私は、頭をフル回転させ、この危機から逃れる方法を考える。
その間にもどんどんこちらに向かう足音は速く、大きくなっていく。
タッタッ...タッタッ...
まるで「5...4...3...」とカウントダウンする様に足音は鳴り響く。
もうすぐそこだ。終わった。私の恩返しはあっけなく終わったのだ。
「おい!そこで何してる!」
警備員の必死な怒号が私の耳を突き抜ける。問われた言葉なんてどうでもよかった。それで運命は変わらないのだから。
「はいストップー」
突然、ついさっき聞いた覚えのある声が聞こえてきた。
私は硬直してずっと前を向いていたが何が起きたのか気になり、重い頭を動かして横を見る。

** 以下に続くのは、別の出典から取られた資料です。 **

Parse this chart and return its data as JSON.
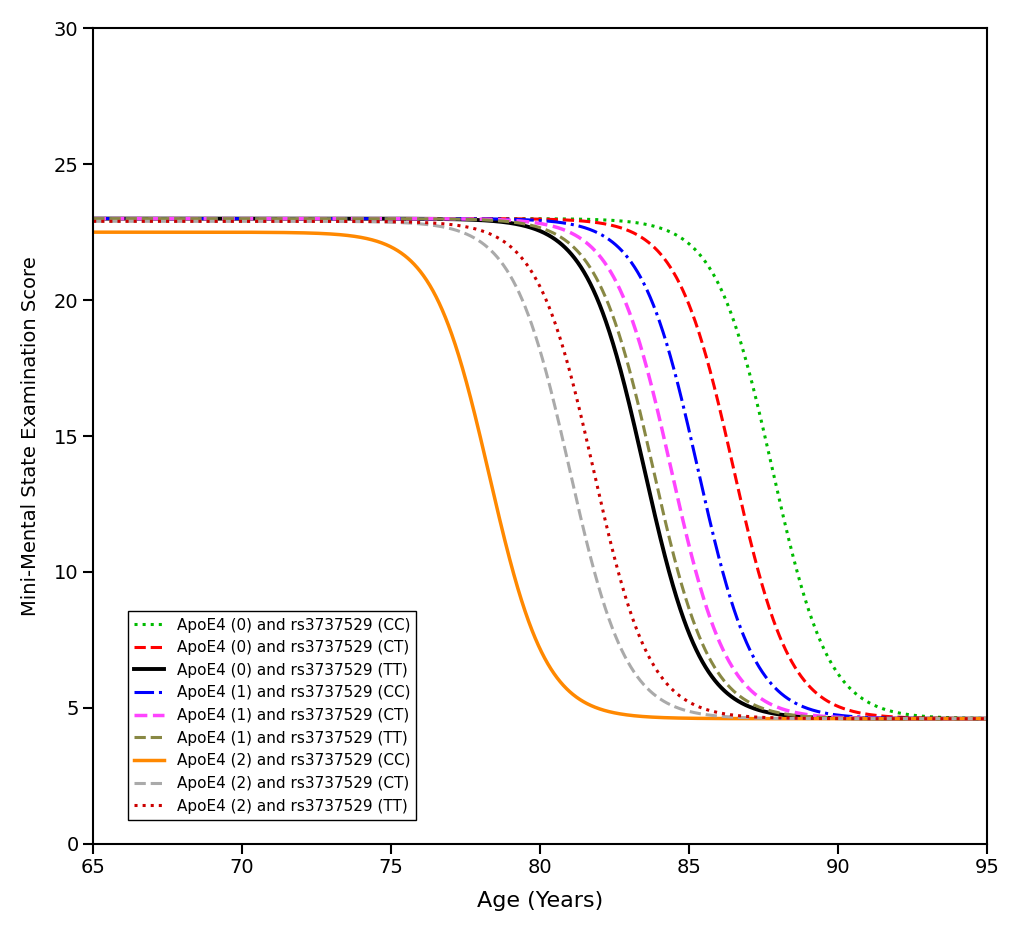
{
  "xlabel": "Age (Years)",
  "ylabel": "Mini-Mental State Examination Score",
  "xlim": [
    65,
    95
  ],
  "ylim": [
    0,
    30
  ],
  "xticks": [
    65,
    70,
    75,
    80,
    85,
    90,
    95
  ],
  "yticks": [
    0,
    5,
    10,
    15,
    20,
    25,
    30
  ],
  "background_color": "#ffffff",
  "series": [
    {
      "label": "ApoE4 (0) and rs3737529 (CC)",
      "color": "#00bb00",
      "linestyle": "dotted",
      "linewidth": 2.2,
      "upper": 23.0,
      "lower": 4.6,
      "k": 1.05,
      "x0": 87.8
    },
    {
      "label": "ApoE4 (0) and rs3737529 (CT)",
      "color": "#ff0000",
      "linestyle": "dashed",
      "linewidth": 2.2,
      "upper": 23.0,
      "lower": 4.6,
      "k": 1.05,
      "x0": 86.5
    },
    {
      "label": "ApoE4 (0) and rs3737529 (TT)",
      "color": "#000000",
      "linestyle": "solid",
      "linewidth": 2.8,
      "upper": 23.0,
      "lower": 4.6,
      "k": 1.05,
      "x0": 83.5
    },
    {
      "label": "ApoE4 (1) and rs3737529 (CC)",
      "color": "#0000ff",
      "linestyle": "dashdot",
      "linewidth": 2.2,
      "upper": 23.0,
      "lower": 4.6,
      "k": 1.05,
      "x0": 85.3
    },
    {
      "label": "ApoE4 (1) and rs3737529 (CT)",
      "color": "#ff44ff",
      "linestyle": "dashed",
      "linewidth": 2.5,
      "upper": 23.0,
      "lower": 4.6,
      "k": 1.05,
      "x0": 84.4
    },
    {
      "label": "ApoE4 (1) and rs3737529 (TT)",
      "color": "#888844",
      "linestyle": "dashed",
      "linewidth": 2.2,
      "upper": 23.0,
      "lower": 4.6,
      "k": 1.05,
      "x0": 83.8
    },
    {
      "label": "ApoE4 (2) and rs3737529 (CC)",
      "color": "#ff8800",
      "linestyle": "solid",
      "linewidth": 2.5,
      "upper": 22.5,
      "lower": 4.6,
      "k": 1.05,
      "x0": 78.3
    },
    {
      "label": "ApoE4 (2) and rs3737529 (CT)",
      "color": "#aaaaaa",
      "linestyle": "dashed",
      "linewidth": 2.2,
      "upper": 22.9,
      "lower": 4.6,
      "k": 1.05,
      "x0": 81.0
    },
    {
      "label": "ApoE4 (2) and rs3737529 (TT)",
      "color": "#cc0000",
      "linestyle": "dotted",
      "linewidth": 2.2,
      "upper": 22.9,
      "lower": 4.6,
      "k": 1.05,
      "x0": 81.8
    }
  ]
}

そこにはミミックが怒ったような表情で警備員を睨みつけていた。
「その子を離しなさい」
ミミックが優しく指示をする。母親が自分の息子に注意をするように。
「で、でも。侵入者ですよ!?」
間違いなく正しいであろう自分の判断をこの館の御子息に否定され鍛え上げられた体をした警備員が見た目とは打って変わった、焦った態度を取る。
「いいから。あなたは自分の任された所に戻りなさい。ここは警備対象外のはずです」
なぜ先ほど私にこのゲームを持ちかけたミミックが私を助けているのかは知らないが、彼の顔は至って真剣だった。
「は、はい。すみませんでした」
まだ何か言いたそうな警備員は渋々、元いた一階玄関まで戻る。
私はいよいよ体が楽になり階段から体を出す。
一回玄関には落ち込んだ様子の警備員とさっきまで訪問者の対応をしていたであろう警備員の二人が立っている。
「あの、どうして助けたんですか?」
あまりの奇行に私は恐る恐る聞いた。
「こんなところでしくじられても、私も楽しめません。それと、助けられたことで少し私に情が湧いたんじゃないですか?」
ミミックが冗談めかしく言う。
「そんなわけありません。そもそもこんな目に遭っているのはあなたのせいなんですから」
私は少々冷たい態度を取る。しかし依然、ミミックの表情はにんまりと口角が上がったままだった。
「そうですか。まあ、どのみち私と一緒に住むのは変わりありませんから。気長に待ちますよ」
本当に住むわけないでしょ。私は心の中で呟いた。けど、この男がそれを本当に信じてるとは考え難い。
今までの言動から見ても何を考えてるか分からない。
1番怖いタイプだ。もしかしてマックの格好をしていた時に言った「あなたの敵でもなければ味方でもない」はミミックとして言ったのか?
私はますますこの男に対して恐怖を覚え始める。